The current number of journeys is the lowest since records began in 1872, when 407m trips were taken at the start of the heyday of rail. Passenger numbers grew until 1920 and a peak of 2,186m journeys, before the advent of the motor car saw trips decline gradually over the following 60 or so years until the nadir of 630m journeys in 1982. Since then, passenger journeys have grown rapidly up to 2016-17 (1,727m journeys) before levelling off, followed by the huge decline in the most recent financial year.
Passenger numbers have started to rise again in the last few months but the big question is whether they will return to their pre-pandemic level or if there will be a permanent decline, with fewer commuters as working patterns change and fewer business and shopping trips as online retail takes over?

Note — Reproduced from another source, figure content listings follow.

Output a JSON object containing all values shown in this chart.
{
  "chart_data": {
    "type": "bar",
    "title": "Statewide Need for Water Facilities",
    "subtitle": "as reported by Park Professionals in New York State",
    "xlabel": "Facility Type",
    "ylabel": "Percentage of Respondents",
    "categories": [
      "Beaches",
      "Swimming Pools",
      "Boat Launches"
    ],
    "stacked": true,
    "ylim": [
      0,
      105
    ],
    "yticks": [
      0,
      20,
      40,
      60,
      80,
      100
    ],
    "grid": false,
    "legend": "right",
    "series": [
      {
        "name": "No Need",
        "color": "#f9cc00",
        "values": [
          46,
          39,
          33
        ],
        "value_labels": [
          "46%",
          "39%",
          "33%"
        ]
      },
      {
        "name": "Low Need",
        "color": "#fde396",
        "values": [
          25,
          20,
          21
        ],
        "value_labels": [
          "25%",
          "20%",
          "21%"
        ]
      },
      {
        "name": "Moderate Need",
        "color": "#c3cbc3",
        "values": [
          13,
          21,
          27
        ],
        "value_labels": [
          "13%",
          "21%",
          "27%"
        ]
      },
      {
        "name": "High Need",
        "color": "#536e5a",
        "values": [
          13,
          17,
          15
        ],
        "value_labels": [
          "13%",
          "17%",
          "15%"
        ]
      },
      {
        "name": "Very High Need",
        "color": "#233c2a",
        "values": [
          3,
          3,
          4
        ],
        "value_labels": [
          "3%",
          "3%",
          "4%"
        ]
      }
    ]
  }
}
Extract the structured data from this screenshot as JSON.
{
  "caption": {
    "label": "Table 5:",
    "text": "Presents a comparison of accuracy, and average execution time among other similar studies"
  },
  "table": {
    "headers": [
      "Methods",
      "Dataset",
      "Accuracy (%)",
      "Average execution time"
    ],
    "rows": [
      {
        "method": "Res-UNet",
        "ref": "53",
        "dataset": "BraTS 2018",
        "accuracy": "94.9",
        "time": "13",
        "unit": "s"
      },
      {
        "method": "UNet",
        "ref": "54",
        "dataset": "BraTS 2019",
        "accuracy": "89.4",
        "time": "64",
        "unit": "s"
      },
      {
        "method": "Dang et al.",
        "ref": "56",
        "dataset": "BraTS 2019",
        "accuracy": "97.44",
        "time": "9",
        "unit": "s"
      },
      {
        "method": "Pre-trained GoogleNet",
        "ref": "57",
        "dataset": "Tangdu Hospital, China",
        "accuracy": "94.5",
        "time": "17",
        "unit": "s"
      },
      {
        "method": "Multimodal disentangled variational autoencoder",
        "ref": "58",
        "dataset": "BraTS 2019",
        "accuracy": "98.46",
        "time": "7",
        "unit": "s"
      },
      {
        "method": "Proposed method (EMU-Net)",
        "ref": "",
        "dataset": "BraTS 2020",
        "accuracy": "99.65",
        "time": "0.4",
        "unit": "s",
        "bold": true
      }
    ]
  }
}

The cost of running empty trains has been significant for the now ‘nationalised’ railway, with train operators converted from franchise businesses into management-contract concessions alongside the already publicly owned rail infrastructure owner Network Rail. Emergency payments to train operators in 2020-21 amounted to just over £7bn, adding to the cost of an already taxpayer-subsidised railway system in Great Britain.
The difficulty for the new Great British Railways organisation that will take charge of the railways over the next couple of years will be in finding ways to bring passengers back so that neither subsidies nor prices have to go up permanently.